Éden teve um primeiro encerramento quando DiDonato cantou o segundo dos Rückert-Lieder de Mahler programado para a noite. Em Ich bin der Welt abhanden gekommen (Eu estou perdido para o mundo) o poeta afirma com resignação que morreu para o mundo, e refugia-se sozinho “em meu céu, em meu amor, em minha música”. Mas, se a mensagem é de desistência desse mundo, haveria alguma solução?

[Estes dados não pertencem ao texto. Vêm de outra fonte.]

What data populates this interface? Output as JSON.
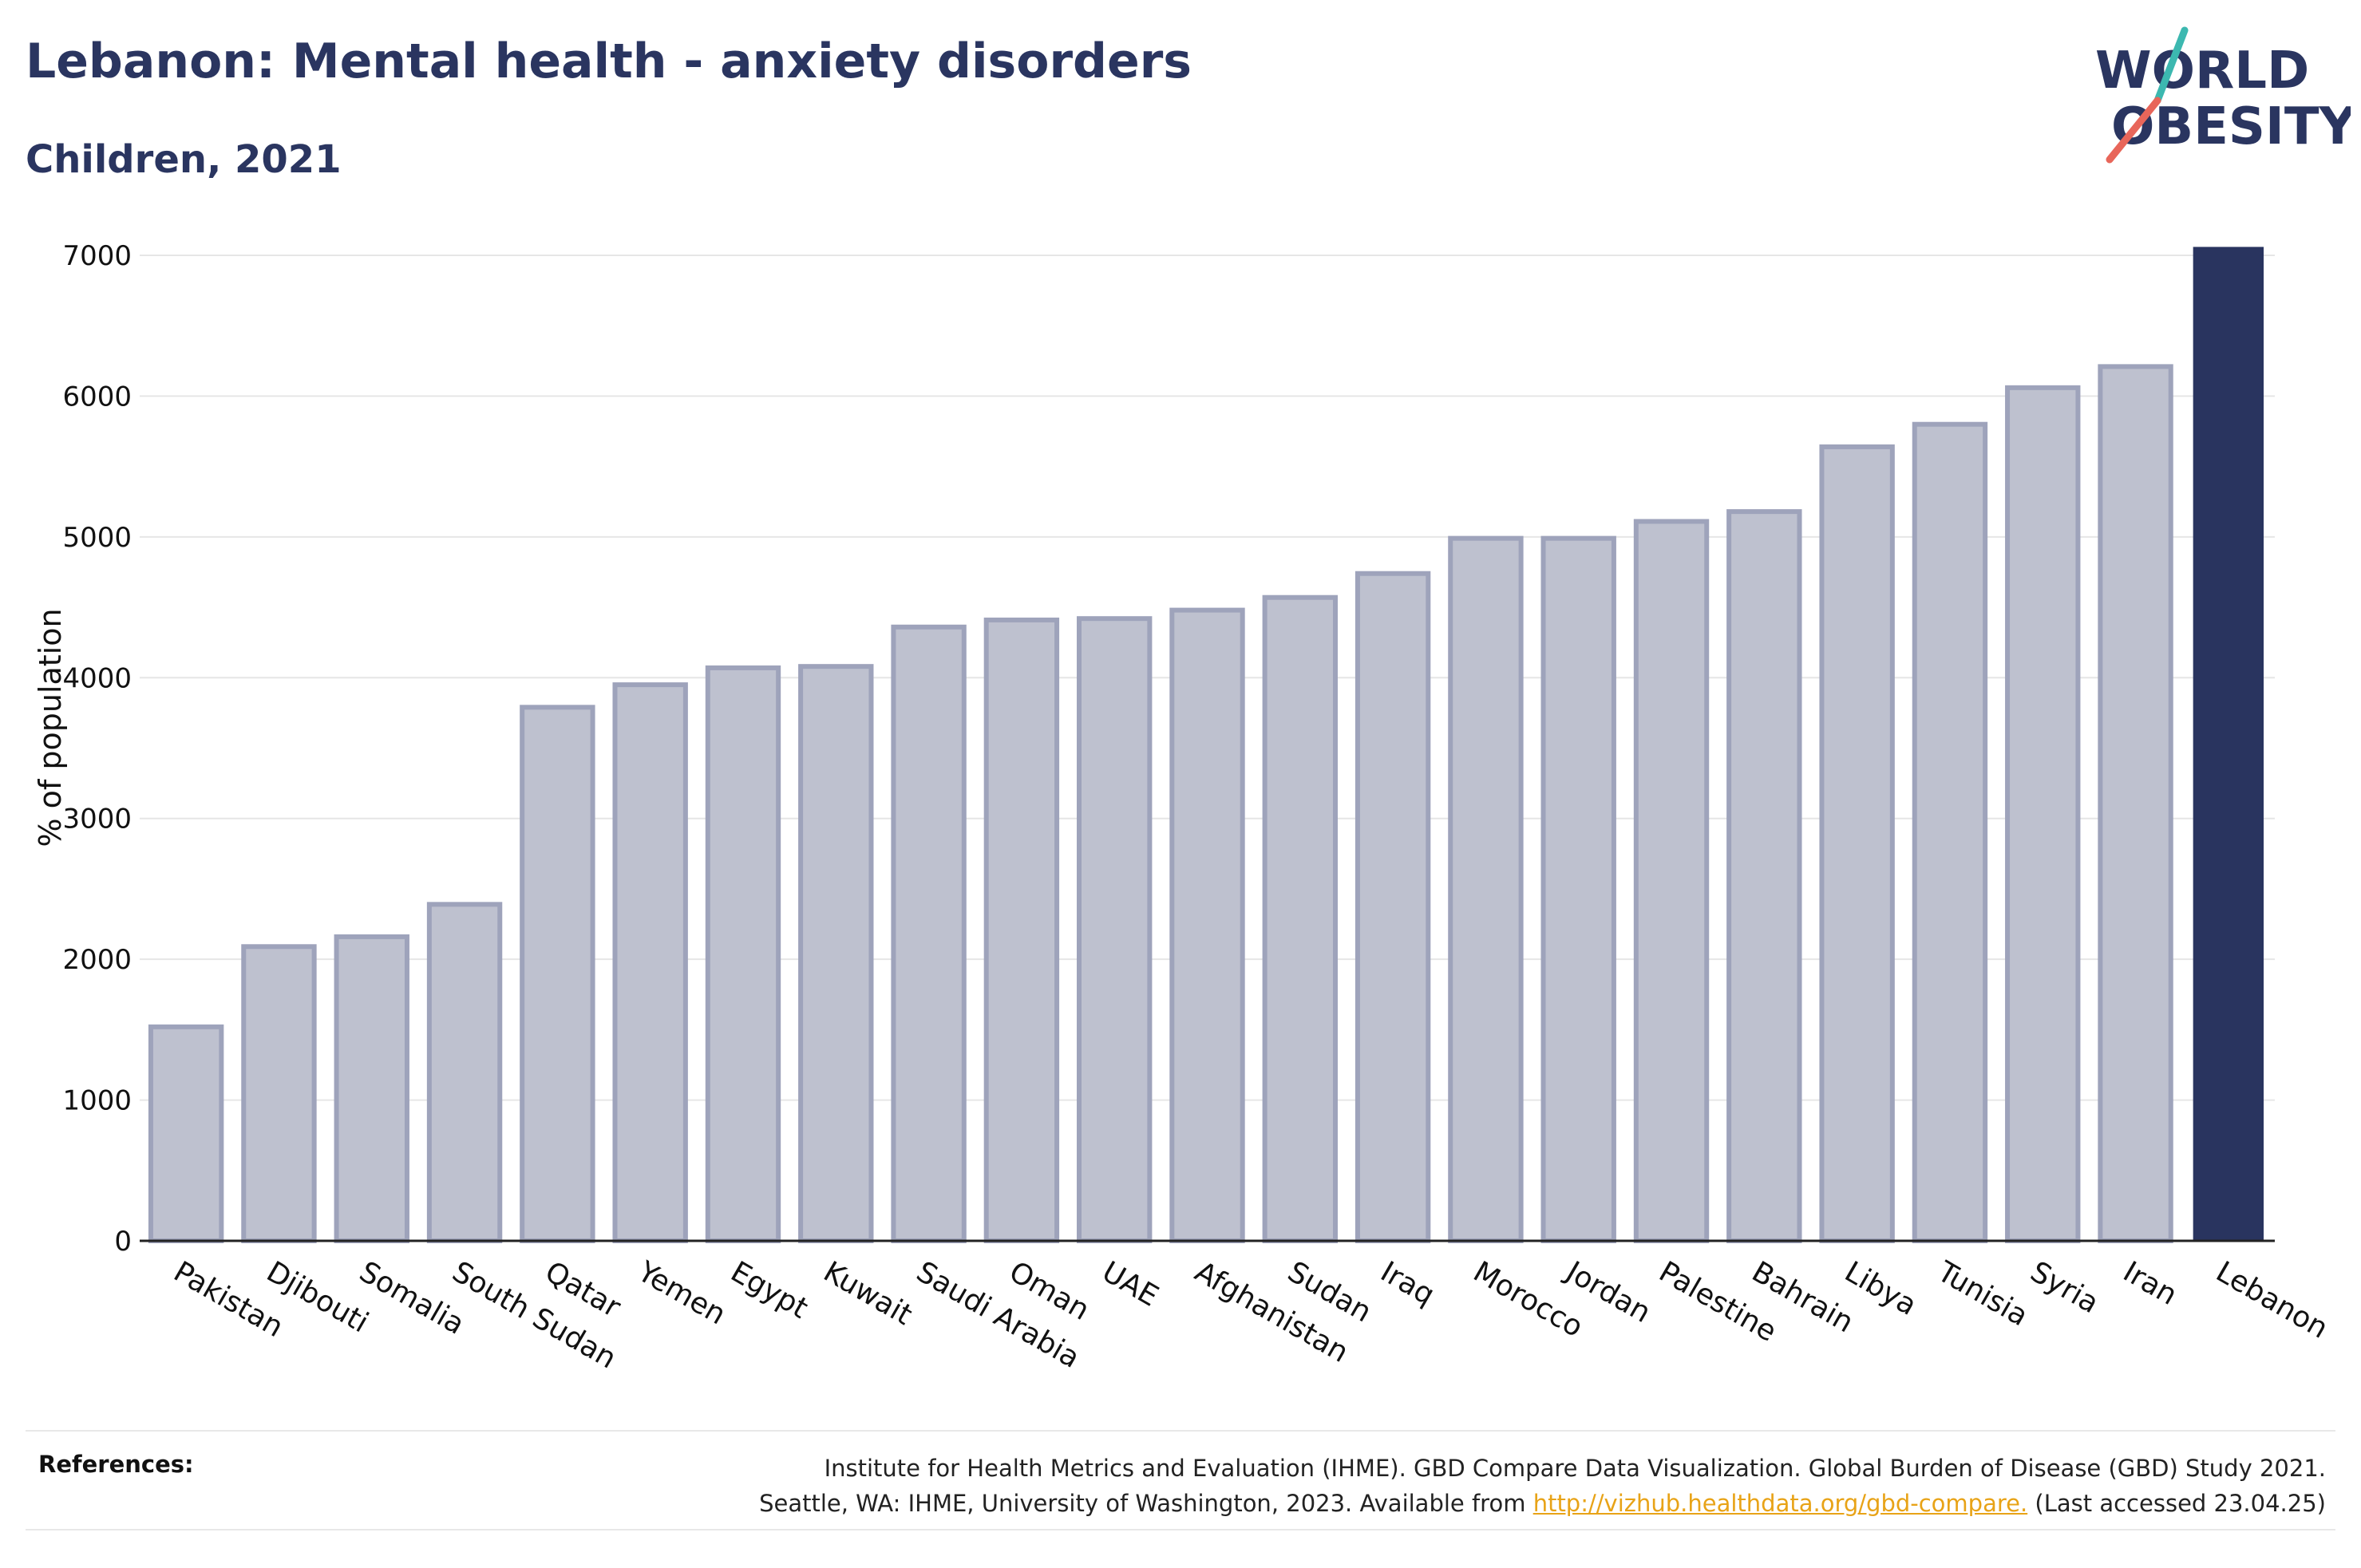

Ao que parece, ela está nas crianças. Quase uma centena delas, integrantes do Coro Infantil da Osesp e do Coral Heliópolis, se juntaram ao espetáculo para cantar a natureza, a solidariedade e a esperança. A mensagem das crianças foi uma das sementes que a artista procurou disseminar em seu espetáculo – a outra foi distribuída junto com o programa e pode ser plantada. Com parte dos ingressos a preços populares, Éden lotou a Sala São Paulo e foi talvez o ponto culminante da ótima temporada que a Tucca preparou para este ano.
Depois de conectar o público à sua reflexão amorosa sobre a natureza, Joyce DiDonato encerrou a noite reafirmando o diálogo entre o repertório antigo e o mundo contemporâneo com a comovente Ombra mai fu (Nunca houve uma sombra), uma das árias mais conhecidas de Händel. “Estou tentando equilibrar ativismo e alegria”, ela já disse uma vez, talvez dando a senha sobre o que significa ser uma artista lírica de primeira grandeza no século XXI.